Rwanda ex-president to appeal conviction

Rwandan former President Pasteur Bizimungu will appeal his conviction and 15-year jail sentence handed down by a Kigali court this week, his lawyer said.

Bizimungu was in office between 1994-2000

Bizimungu was convicted for embezzlement, inciting racial animosity and criminal association.

  

“We are demanding a full acquittal,” said the lawyer, Jean-Bosco Kazungu on Thursday.

  

“We are not happy with the judgement and the sentence,” he said, adding “You can not simply sit and just wait for 15 years to end.”

  

Bizimungu and seven co-accused were convicted and sentenced on Monday.

  

The former president was found guilty on three charges: diverting public funds, spreading rumours liable to incite civil disobedience and criminal association, each of which carried a five-year jail term.

 

Symbol of reconciliation

   

A Hutu, Bizimungu held office from 1994, when the Tutsi rebel group that had just seized power installed him as a symbol of reconciliation in the wake of the slaughter of some 800,000, mostly Tutsi Rwandans.

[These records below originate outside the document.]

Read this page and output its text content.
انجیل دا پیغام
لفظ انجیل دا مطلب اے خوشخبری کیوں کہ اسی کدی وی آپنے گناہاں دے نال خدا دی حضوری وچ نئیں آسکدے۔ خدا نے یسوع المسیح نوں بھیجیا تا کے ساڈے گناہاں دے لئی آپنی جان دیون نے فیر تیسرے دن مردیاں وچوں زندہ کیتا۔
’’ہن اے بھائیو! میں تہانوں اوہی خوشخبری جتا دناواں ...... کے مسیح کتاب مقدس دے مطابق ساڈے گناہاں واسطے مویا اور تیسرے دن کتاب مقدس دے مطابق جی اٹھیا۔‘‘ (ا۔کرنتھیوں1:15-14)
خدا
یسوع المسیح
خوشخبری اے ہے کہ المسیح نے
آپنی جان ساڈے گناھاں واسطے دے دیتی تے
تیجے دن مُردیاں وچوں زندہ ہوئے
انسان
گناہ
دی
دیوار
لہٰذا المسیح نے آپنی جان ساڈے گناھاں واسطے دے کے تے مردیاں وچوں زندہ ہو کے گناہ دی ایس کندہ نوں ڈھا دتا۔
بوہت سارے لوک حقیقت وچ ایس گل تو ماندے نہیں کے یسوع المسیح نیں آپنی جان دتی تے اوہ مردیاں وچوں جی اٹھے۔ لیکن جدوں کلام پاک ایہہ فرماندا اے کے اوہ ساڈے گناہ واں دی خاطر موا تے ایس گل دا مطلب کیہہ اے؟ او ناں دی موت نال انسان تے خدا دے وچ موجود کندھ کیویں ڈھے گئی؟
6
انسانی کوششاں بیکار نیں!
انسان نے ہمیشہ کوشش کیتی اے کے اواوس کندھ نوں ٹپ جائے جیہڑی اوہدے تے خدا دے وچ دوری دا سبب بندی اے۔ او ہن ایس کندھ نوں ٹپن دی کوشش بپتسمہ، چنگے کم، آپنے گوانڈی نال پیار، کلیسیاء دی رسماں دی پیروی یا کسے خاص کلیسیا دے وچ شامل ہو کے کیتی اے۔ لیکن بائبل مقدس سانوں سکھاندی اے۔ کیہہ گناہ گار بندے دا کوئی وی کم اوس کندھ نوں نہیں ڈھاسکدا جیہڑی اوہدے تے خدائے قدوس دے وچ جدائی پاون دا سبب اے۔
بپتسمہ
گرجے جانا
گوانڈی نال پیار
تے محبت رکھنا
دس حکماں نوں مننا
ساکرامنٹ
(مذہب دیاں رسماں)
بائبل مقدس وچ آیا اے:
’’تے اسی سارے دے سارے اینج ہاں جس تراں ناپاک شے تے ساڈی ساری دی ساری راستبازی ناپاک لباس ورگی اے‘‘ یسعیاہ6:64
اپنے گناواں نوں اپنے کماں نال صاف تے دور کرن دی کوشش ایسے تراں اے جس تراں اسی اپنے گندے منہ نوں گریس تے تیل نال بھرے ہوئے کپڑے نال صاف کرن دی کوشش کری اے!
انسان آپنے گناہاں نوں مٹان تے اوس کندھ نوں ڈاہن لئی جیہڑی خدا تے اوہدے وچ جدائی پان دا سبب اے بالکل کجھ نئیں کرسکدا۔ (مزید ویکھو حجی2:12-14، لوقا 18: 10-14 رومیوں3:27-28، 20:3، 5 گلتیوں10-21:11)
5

Bizimungu was hounded out of office in 2000.

  

“We are not happy with the judgement and the sentence”

Jean-Bosco Kazungu,
lawyer

The criminal association accusation, and a dropped charge of threatening state security for which prosecutors hoped for a life term, are rooted in his creation of a political party in 2002, PDR-Ubuyanja, which was immediately declared illegal.

  

Bizimungu has been detained since that year.

  

The incitement to civil disobedience charge covers the more specific accusation that Bizimungu, a member of the country’s Hutu majority, was encouraging hostility towards the small Tutsi minority.

  

Human rights group Amnesty International has criticised the trial saying conditions of the arrests and detention, and the trial itself, fell far short of international standards of fairness.